Volkan Ortan
Antalya’dan izleyici ödülüyle dönen Leyla Yılmaz’ın yazdığı ve yönettiği “Bilmemek” İstanbul Sinema Şenliği kapsamında 20 Temmuz Pazartesi günü Ulusal Yarış Bölümü’nde hem Sakıp Sabancı Müzesi’nde hem çevrimiçi programında internet üzerinden gösterildi. Kadro arkadaşları tarafından eşcinsel olmakla ‘suç’lanan ve eşcinsel olup olmadığını oburlarının bilme hakkına itiraz eden Umut’un maruz kaldığı ayrımcılık üzerinden zulmün sergilendiği ve günümüzün politik ve kültürel ortamının duru bir yansıması “Bilmemek.” Eşcinsel olup olmadığını bilmediğimiz Umut’un farklı bulunan bir özelliğe sahip bir öteki olarak toplum dışına atılmasında yalnızca grup arkadaşlarının rolü yok. Onu koruyup kollaması beklenen ailenin, sistemin, bu yok edilişe karşı Umut’un haykırışını, isyanını duymayışı, duymayı erteleyişi ya da onun kendilerinin görmek istediği üzere olmayabileceğinden duydukları dehşet, bu büyük dışlamanın, kabullenmeyişin öteki yarısını oluşturuyor.
Böylesine kavramsal ve soyut olmasına, ticari bir dezavantaj yaratma ihtimaline karşın Leyla Yılmaz’ın sinemasına vermeyi seçtiği bu isim, üzerinde düşünülmeyi hak ediyor. “Bilmemek”, bir insanın cinsel yönelimini, inancını, dinini, cinsiyetini, ırkını, kökenini bilmemeyi kabul etmeyi, bunu bilmek dileğiyle yanıp tutuşan o pornografik dileğin karşısına, zıttı olarak, olması gereken hal halinde konumluyor.
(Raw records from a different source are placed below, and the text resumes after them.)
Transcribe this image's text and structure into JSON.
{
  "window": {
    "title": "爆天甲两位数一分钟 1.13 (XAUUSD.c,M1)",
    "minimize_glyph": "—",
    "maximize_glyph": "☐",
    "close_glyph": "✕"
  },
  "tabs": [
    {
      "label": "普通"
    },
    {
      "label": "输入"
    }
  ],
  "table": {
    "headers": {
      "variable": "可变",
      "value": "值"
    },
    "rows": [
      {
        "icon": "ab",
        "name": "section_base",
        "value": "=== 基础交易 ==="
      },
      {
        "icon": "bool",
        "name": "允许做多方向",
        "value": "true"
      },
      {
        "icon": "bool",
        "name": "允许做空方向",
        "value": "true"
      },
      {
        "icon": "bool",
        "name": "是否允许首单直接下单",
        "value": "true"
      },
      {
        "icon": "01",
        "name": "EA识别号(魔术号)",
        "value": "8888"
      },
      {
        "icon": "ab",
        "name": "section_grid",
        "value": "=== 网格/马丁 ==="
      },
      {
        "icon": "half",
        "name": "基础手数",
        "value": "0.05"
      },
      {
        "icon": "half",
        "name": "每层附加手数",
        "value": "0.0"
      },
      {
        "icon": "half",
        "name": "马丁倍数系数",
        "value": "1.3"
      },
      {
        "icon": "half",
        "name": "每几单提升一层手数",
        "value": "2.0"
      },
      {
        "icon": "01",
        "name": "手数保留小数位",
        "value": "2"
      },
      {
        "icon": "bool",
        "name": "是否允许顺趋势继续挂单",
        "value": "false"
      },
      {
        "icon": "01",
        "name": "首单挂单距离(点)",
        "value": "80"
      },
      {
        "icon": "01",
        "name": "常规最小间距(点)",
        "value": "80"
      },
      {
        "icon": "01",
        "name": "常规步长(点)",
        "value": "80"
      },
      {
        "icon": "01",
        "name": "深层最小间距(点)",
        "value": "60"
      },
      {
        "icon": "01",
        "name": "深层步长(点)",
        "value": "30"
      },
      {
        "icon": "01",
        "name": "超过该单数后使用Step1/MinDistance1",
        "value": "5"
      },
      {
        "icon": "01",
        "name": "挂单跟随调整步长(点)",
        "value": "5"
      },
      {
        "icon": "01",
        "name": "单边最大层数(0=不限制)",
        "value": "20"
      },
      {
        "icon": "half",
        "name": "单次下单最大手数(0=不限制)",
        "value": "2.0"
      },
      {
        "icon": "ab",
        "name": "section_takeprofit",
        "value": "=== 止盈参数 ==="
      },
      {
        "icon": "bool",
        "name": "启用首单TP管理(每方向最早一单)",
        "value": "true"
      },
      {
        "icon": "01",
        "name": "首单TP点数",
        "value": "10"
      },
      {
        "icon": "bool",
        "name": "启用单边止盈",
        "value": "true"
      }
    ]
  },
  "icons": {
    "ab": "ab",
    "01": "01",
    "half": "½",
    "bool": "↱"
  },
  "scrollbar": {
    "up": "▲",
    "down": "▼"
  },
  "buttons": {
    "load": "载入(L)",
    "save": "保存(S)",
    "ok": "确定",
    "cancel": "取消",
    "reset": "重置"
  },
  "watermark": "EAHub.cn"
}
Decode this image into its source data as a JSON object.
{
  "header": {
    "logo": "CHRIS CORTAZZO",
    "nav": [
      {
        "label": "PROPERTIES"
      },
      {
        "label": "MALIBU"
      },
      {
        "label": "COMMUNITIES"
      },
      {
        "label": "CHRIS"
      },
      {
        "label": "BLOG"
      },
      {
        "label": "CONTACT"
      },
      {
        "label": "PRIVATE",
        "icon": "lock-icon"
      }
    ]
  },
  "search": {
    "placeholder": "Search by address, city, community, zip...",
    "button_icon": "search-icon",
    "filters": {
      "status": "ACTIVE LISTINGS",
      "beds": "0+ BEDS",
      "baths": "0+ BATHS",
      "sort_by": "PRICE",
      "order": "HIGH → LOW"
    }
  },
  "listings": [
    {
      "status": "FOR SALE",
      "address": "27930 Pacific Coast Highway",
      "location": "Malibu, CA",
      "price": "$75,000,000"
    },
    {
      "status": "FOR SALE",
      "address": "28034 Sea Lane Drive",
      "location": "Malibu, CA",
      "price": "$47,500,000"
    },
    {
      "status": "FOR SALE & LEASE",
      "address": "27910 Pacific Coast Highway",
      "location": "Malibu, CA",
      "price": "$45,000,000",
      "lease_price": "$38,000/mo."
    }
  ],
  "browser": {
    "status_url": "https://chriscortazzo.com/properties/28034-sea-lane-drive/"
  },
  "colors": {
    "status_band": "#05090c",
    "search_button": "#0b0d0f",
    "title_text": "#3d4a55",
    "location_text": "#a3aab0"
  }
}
Bilmiyoruz ve kabullenmeliyiz. Bilmemek bir yana, merak etmemeli ve öğrenmeye çalışmamalıyız. Bu reddediş, şu an toplumsal olarak neredeyse artık legal bulunan, politik muktedirlerce ve ana akım medyanın çoğunluğu tarafından örneklenen ifşa edişlerin, ortaya çıkarıldığı söylenen, ayıplanan ‘ahlaksızlık’, ‘hain’lik jurnallemeleri ortasında şahsî, cinsel akınları da reddetmek, onların saklı tüketicisi olarak tarafsız kalınamayacağı manasına geliyor.
Şenliğinin birinci iki sineması Körleşme ve Şair için ve pek çok son periyot Türk sinemalarında rastlanan bunalımlı lakin ‘cool ergen erkeklik’ durumunun yetişkin erkeklerde muhakkak ki muharrir ve direktörün farkına varmadığı biçimde muteberleştirilmesinin bilakis (Şenay Aydemir’in şenlik yazılarında da belirttiği gibi) bu defa gerçek ergen erkekler bir linç ortamını oluşturan meraklı küme olarak karşımıza çıkıyor. Bir bakıma ergen erkek hoyratlığının bu derece yaygınlaştığı ve baş üstünde konumlandığı bir kültürün de mikrokozmosu üzere kuruluyor erkek su topu alanı ve soyunma odası. Hem yetişkin dünyasının nefret, linç, şiddet ortamını misliyle kopyalayan ergen dünyasını veriş biçimiyle hem tek kişilik duvarlarla örülü bağlantısız ve sevgisiz bir orta sınıf ailenin tekinsiz bir etraf tehdidi altındaki dayanıksızlığı, hem de bilmemenin daha hakikat olduğu düşünülerek seyirciye gösterilmeyenleriyle çokça bir Haneke esintisi taşıyor Leyla Yılmaz’ın üslubu. Suyun üstünde olanlar izlenirken, su altında ne gaddarlıkların döndüğünü gösteren kameranın ortalama gözün göremeyeceğini gösterdiği tek sekans da bu su altı çekimlerinden ibaret.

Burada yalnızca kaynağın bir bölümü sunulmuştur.